Les politiques de lecture et leurs acteurs : 1980-2000
Max Butlen
Coll. Éducation, histoire, mémoire
ISBN 978-2-7342-1086-3 : 36 €
Les lecteurs du BBF ont déjà eu l’occasion de prendre connaissance des travaux de Max Butlen sur les politiques de lecture, soit dans son article « Lire en bibliothèque, lire à l’école 1 », soit dans sa contribution à Regards sur un demi-siècle 2, « De la politique de la lecture publique aux politiques publiques de lecture ».
Cet ouvrage est la publication in extenso de sa thèse et son analyse y est, évidemment, plus développée.
Diverses conceptions de la lecture
L’hypothèse de départ, que l’ouvrage s’applique à conforter, est que ces deux décennies (1980-2000) marquent à la fois un consensus et un changement de paradigme. Le consensus, c’est la nécessité d’offrir à lire, « la rage » d’offrir à lire – consensus qui entraîne une forte croissance de l’offre de lecture. Le dissensus, c’est la/les politiques mises en œuvre : la politique de lecture publique cesse d’être première, l’école réinvestit le champ de la lecture (et non seulement de l’apprentissage de la lecture). À partir de cette grille, sont largement analysés « les objets à lire, les lieux de la lecture, les actions d’incitation et les acteurs ».
L’un des points de divergence est, on le sait, la conception de la lecture que se font enseignants d’un côté, bibliothécaires de l’autre. Ou, plus exactement, le monde éducatif d’un côté, le monde culturel de l’autre. Ces deux décennies voient, en effet, un étrange retournement de situation : au « il faut déscolariser la lecture » que prônaient les militants du plaisir de lire, par opposition (maintes fois évoquée) avec la lecture scolaire, forcément du côté de l’apprentissage, de l’effort et de l’ennui, succède la « scolarisation de la lecture » qui voit l’entrée discrète puis triomphale de la littérature jeunesse à l’école. Les programmes, circulaires, plans-lecture successifs, le soutien aux BCD, sont finement analysés comme un élargissement du « savoir lire » vers l’« aimer lire », donc comme une appropriation par le monde scolaire de la conception culturelle de la lecture. Cette appropriation laisse les bibliothécaires dans une situation un peu fausse : le succès du « paradigme bibliothécaire » les affaiblit paradoxalement.
Divers acteurs
La période étudiée est marquée, écrit Max Butlen, par la multiplication des acteurs dans le champ. Il évoque successivement les professionnels du livre et de la lecture (auteurs, éditeurs, libraires, bibliothécaires), les « théoriciens de l’offre » (sociologues et chercheurs en pédagogie), les offres ministérielles, avec deux chapitres spécialement consacrés l’un au ministère de la Culture, l’autre au ministère de l’Éducation nationale.

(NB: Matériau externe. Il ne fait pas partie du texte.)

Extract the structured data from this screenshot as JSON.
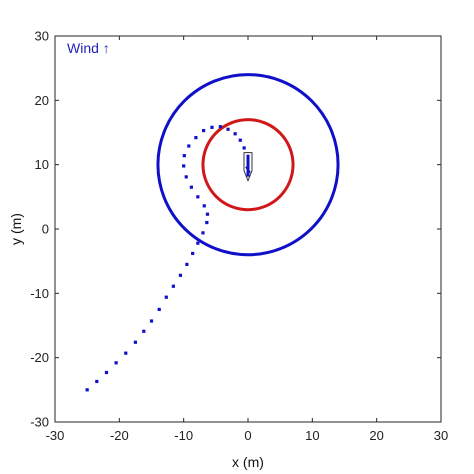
{
  "chart_data": {
    "type": "scatter",
    "xlabel": "x (m)",
    "ylabel": "y (m)",
    "xlim": [
      -30,
      30
    ],
    "ylim": [
      -30,
      30
    ],
    "xticks": [
      -30,
      -20,
      -10,
      0,
      10,
      20,
      30
    ],
    "yticks": [
      -30,
      -20,
      -10,
      0,
      10,
      20,
      30
    ],
    "grid": false,
    "annotation": {
      "text": "Wind ↑",
      "color": "#1f1fbf"
    },
    "circles": [
      {
        "cx": 0,
        "cy": 10,
        "r": 14,
        "color": "#1010c8"
      },
      {
        "cx": 0,
        "cy": 10,
        "r": 7,
        "color": "#d01818"
      }
    ],
    "series": [
      {
        "color": "#1010c8",
        "points": [
          [
            -25.0,
            -25.0
          ],
          [
            -23.5,
            -23.7
          ],
          [
            -22.0,
            -22.3
          ],
          [
            -20.5,
            -20.8
          ],
          [
            -19.0,
            -19.3
          ],
          [
            -17.5,
            -17.6
          ],
          [
            -16.2,
            -15.9
          ],
          [
            -15.0,
            -14.3
          ],
          [
            -13.8,
            -12.5
          ],
          [
            -12.7,
            -10.6
          ],
          [
            -11.6,
            -8.9
          ],
          [
            -10.5,
            -7.2
          ],
          [
            -9.5,
            -5.5
          ],
          [
            -8.6,
            -3.8
          ],
          [
            -7.8,
            -2.2
          ],
          [
            -7.0,
            -0.6
          ],
          [
            -6.4,
            1.0
          ],
          [
            -6.3,
            2.3
          ],
          [
            -6.8,
            3.6
          ],
          [
            -7.8,
            5.0
          ],
          [
            -8.8,
            6.5
          ],
          [
            -9.6,
            8.1
          ],
          [
            -10.0,
            9.8
          ],
          [
            -9.9,
            11.4
          ],
          [
            -9.2,
            12.9
          ],
          [
            -8.1,
            14.2
          ],
          [
            -6.9,
            15.3
          ],
          [
            -5.6,
            15.8
          ],
          [
            -4.3,
            15.9
          ],
          [
            -3.1,
            15.5
          ],
          [
            -2.0,
            14.8
          ],
          [
            -1.2,
            13.8
          ],
          [
            -0.6,
            12.6
          ],
          [
            -0.2,
            11.3
          ],
          [
            0.1,
            10.2
          ],
          [
            0.3,
            9.3
          ],
          [
            0.2,
            8.9
          ],
          [
            0.0,
            8.5
          ]
        ]
      }
    ],
    "boat": {
      "x": 0,
      "y": 10,
      "heading_deg": 0
    }
  }
}
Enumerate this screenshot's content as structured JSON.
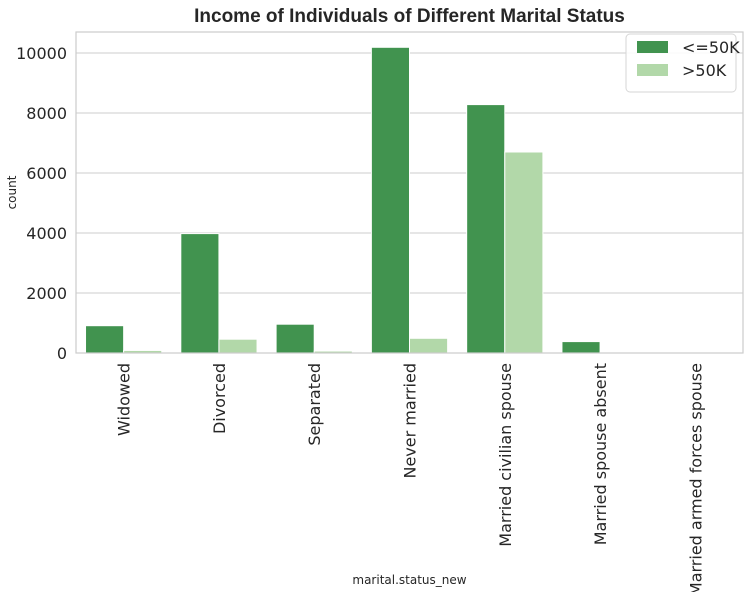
{
  "chart_data": {
    "type": "bar",
    "title": "Income of Individuals of Different Marital Status",
    "xlabel": "marital.status_new",
    "ylabel": "count",
    "categories": [
      "Widowed",
      "Divorced",
      "Separated",
      "Never married",
      "Married civilian spouse",
      "Married spouse absent",
      "Married armed forces spouse"
    ],
    "series": [
      {
        "name": "<=50K",
        "color": "#41934f",
        "values": [
          910,
          3980,
          960,
          10190,
          8280,
          380,
          10
        ]
      },
      {
        "name": ">50K",
        "color": "#b2d8a9",
        "values": [
          85,
          460,
          65,
          490,
          6700,
          30,
          10
        ]
      }
    ],
    "ylim": [
      0,
      10700
    ],
    "yticks": [
      0,
      2000,
      4000,
      6000,
      8000,
      10000
    ],
    "grid": true,
    "legend_position": "top-right"
  }
}
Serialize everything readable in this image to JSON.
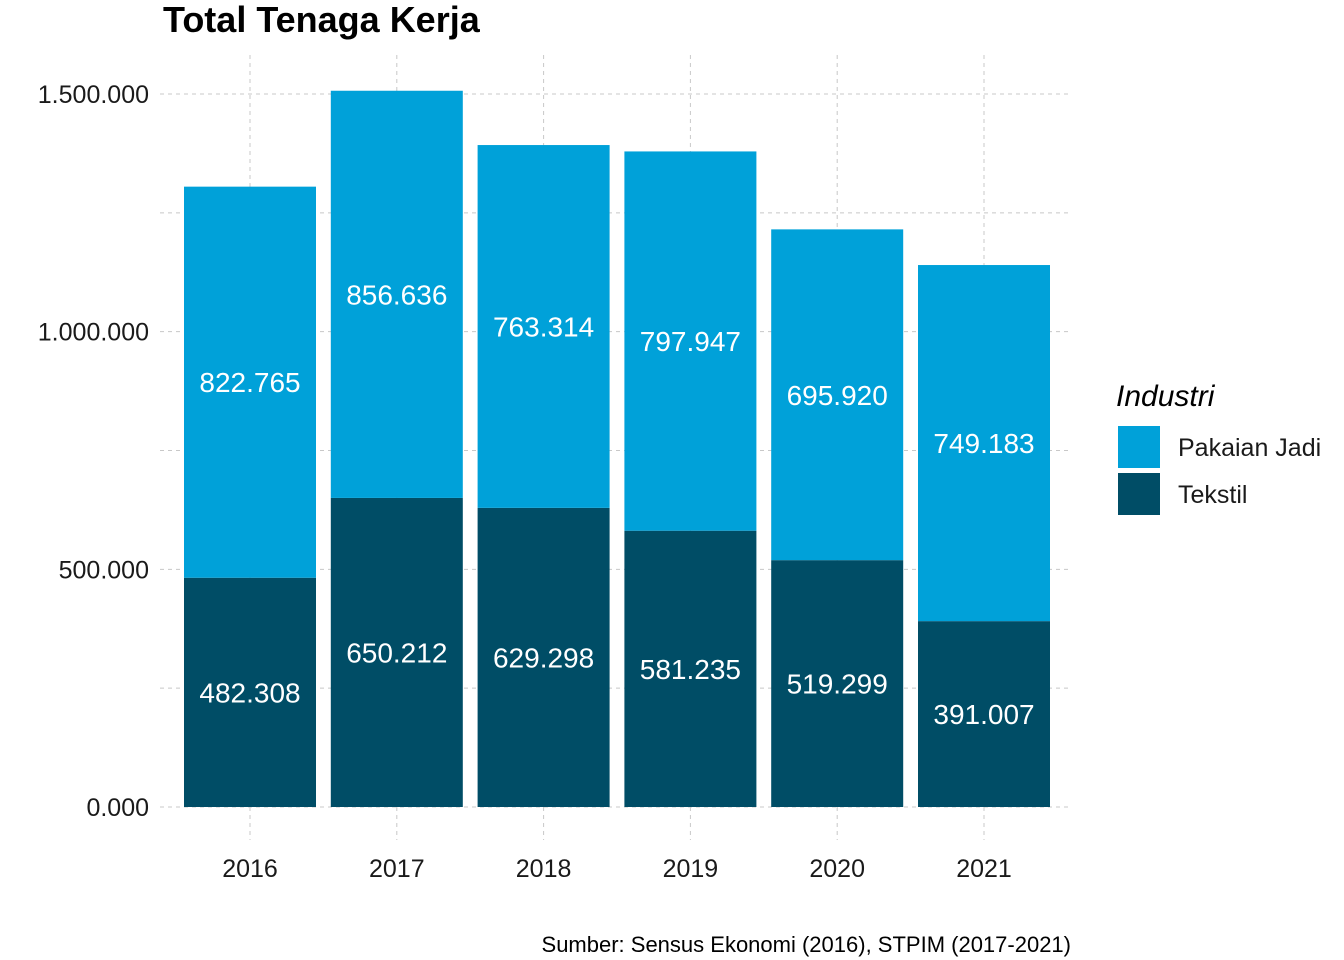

Les arguments, les discours, les représentations des uns et des autres sont analysés longuement. On lira avec intérêt le long développement sur la Fureur de lire et comment elle est décryptée ici : une opération de communication fondée sur la passion, les croyances, le merveilleux (« Un livre et tu vis plus fort »), la rencontre décisive avec un livre, « les récits miraculeux de vie de lecteurs » et l’enthousiasme des bilans.
Les relations et coopérations interministérielles sont analysées en détail, dans l’opportunisme et le pragmatisme des alliances. Pourquoi le ministère de la Culture travaille-t-il étroitement avec le ministère de la Justice et pas avec le ministère de la Jeunesse ? Pourquoi « le ministère de la Culture, s’il est indiscutablement devenu le ministère du livre et des bibliothèques, a du mal à apparaître comme le ministère de la lecture » ? On aurait aimé, ici, un plus long développement sur la brève période où ministère de l’Éducation nationale et ministère de la Culture avaient fusionné.
Divers points forts et quelques faiblesses
On appréciera dans cet ouvrage la riche documentation, tout sur la lecture dans les programmes, circulaires, brochures, textes officiels, etc. On appréciera le regard extérieur qu’un chercheur peut porter sur les bibliothèques. On appréciera les développements sur l’éthique de conviction (« lire, c’est bien ») et la fin du militantisme. On appréciera la finesse de l’analyse. Et les points forts évoqués plus haut.
Mais on pourra aussi évoquer quelques regrets. Le traitement de la période 1981-82 met sans doute trop l’accent sur le changement et pas assez sur la continuité (des objectifs, des acteurs et des procédures). L’évocation de la multiplication des acteurs tourne court ; elle est, finalement, trop restreinte aux deux ministères phares (Éducation et Culture). Rien, ou à peu près, sur les collectivités locales – qui, entre écoles et bibliothèques, sont pourtant des opérateurs de premier plan.
Ces réserves n’enlèvent rien à la richesse et à l’intérêt de cet ouvrage qui deviendra très vite un classique.